I'm not so sure that no one enters into such commitments frivolously. A lot of people marry out of lust. Many have gotten married due to unexpected pregnancy. Shotgun weddings. There are people who get married and divorced multiple times.
I would agree that people
shouldn't get married for frivolous reasons, but that doesn't mean they don't. The fact that some people are ready to ashcan their relationships over trivial reasons proves that their heart was never in it to begin with.
If we truly love them, as we claim, it seem to me that we would want them to be happy, and fulfilled, even if that means they find it with someone else. Whereas if we blame them and condemn them for being who they are, then we're really just angry because they did not become or remain who we wanted and expected them to be. That's perhaps understandable, but it's also not love. At that point it's selfishness calling itself love.
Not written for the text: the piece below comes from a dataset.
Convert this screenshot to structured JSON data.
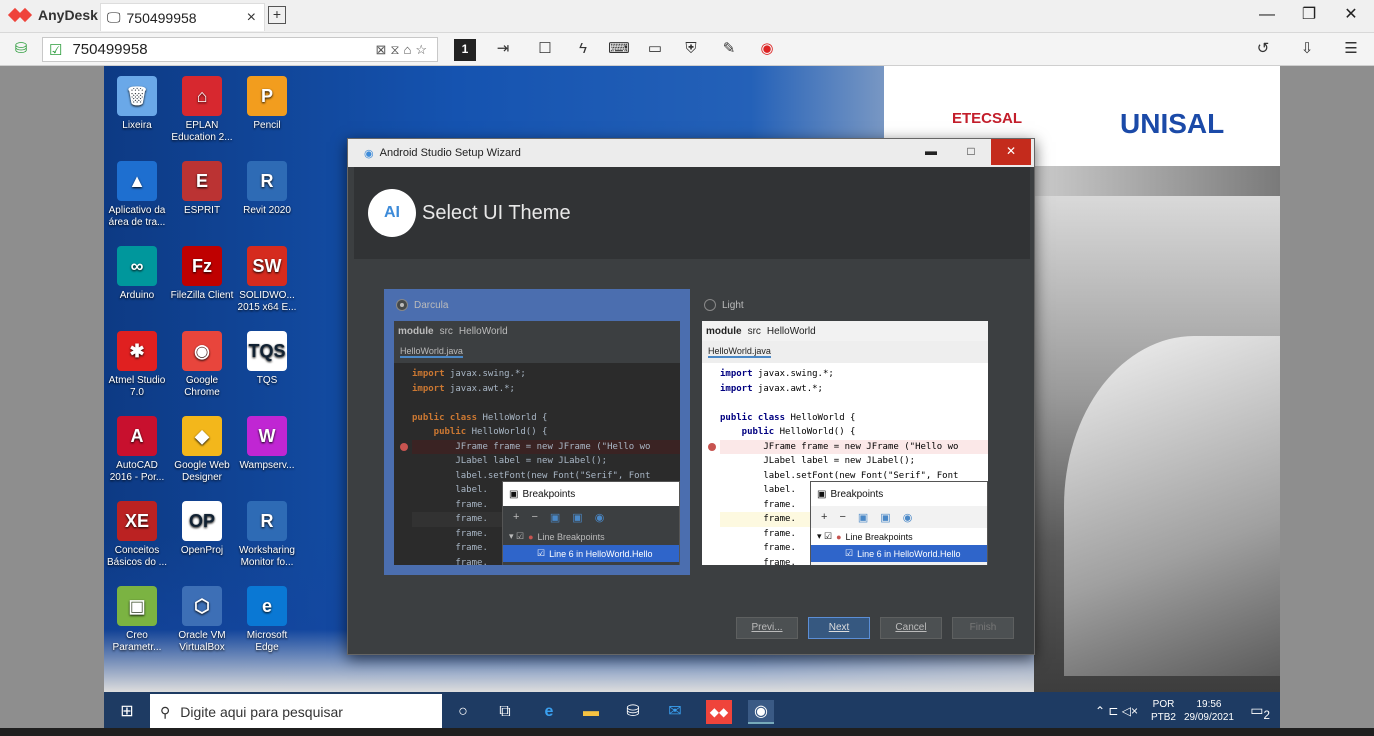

As far as "being who they are," some people change in life. I realize every situation is different; every individual is different. But I get what you're saying. It's just like the song lyric, 'if you love someone, set them free.' But what does that say about the measure of the other person's love? Was their heart ever in it to begin with, and if so, what changed? And if not, why bother making any kind of emotional investment at all?
It could have been much worse, and it could have been much better. This was the hand you were dealt. And you can't do anything about that. So the question to you then becomes, how are you dealing with it now that you understand it? And who are you becoming as a result of your own choices? We have very little control over other people. Especially when we're kids. But as we grow up, we do gain the ability to control ourselves. To choose our actions and reactions in a world that we don't otherwise control.
I can understand it a lot better now than I did as a kid. I recognize it for what it was - and what it is. The fact that I couldn't change it and had to deal with it doesn't change what they did. Nor does it mean that any of the frivolous, whimsical choices made by couples in such situations are the correct choices to make for their families and children.
True, we may not be able to control the world, but we can comment on it. We can observe that actions have consequences and learn from those consequences. Earlier you spoke of "reasonable expectations," but I believe a reasonable expectation would also mean that people would carefully consider their actions and gauge how it might affect other people.
You quote the word "happiness" as if it were not real. As if it were not really important. But of course it is very important, to all of us. And to love someone, anyone, is to want them to be happy. And often that means that they will seek that happiness and find it in ways that WE would not choose, nor wish them to choose. But their lives are their own, not ours to live. And often learning to love others involves our learning how to honor their right to be 'wrong'.
I quote the word "happiness" because it is a fleeting emotion. No one can expect to be happy
all the time, and every relationship is going to have difficult times and periods of unhappiness. If someone is ready to bail at the first sign of trouble, then I would find that questionable.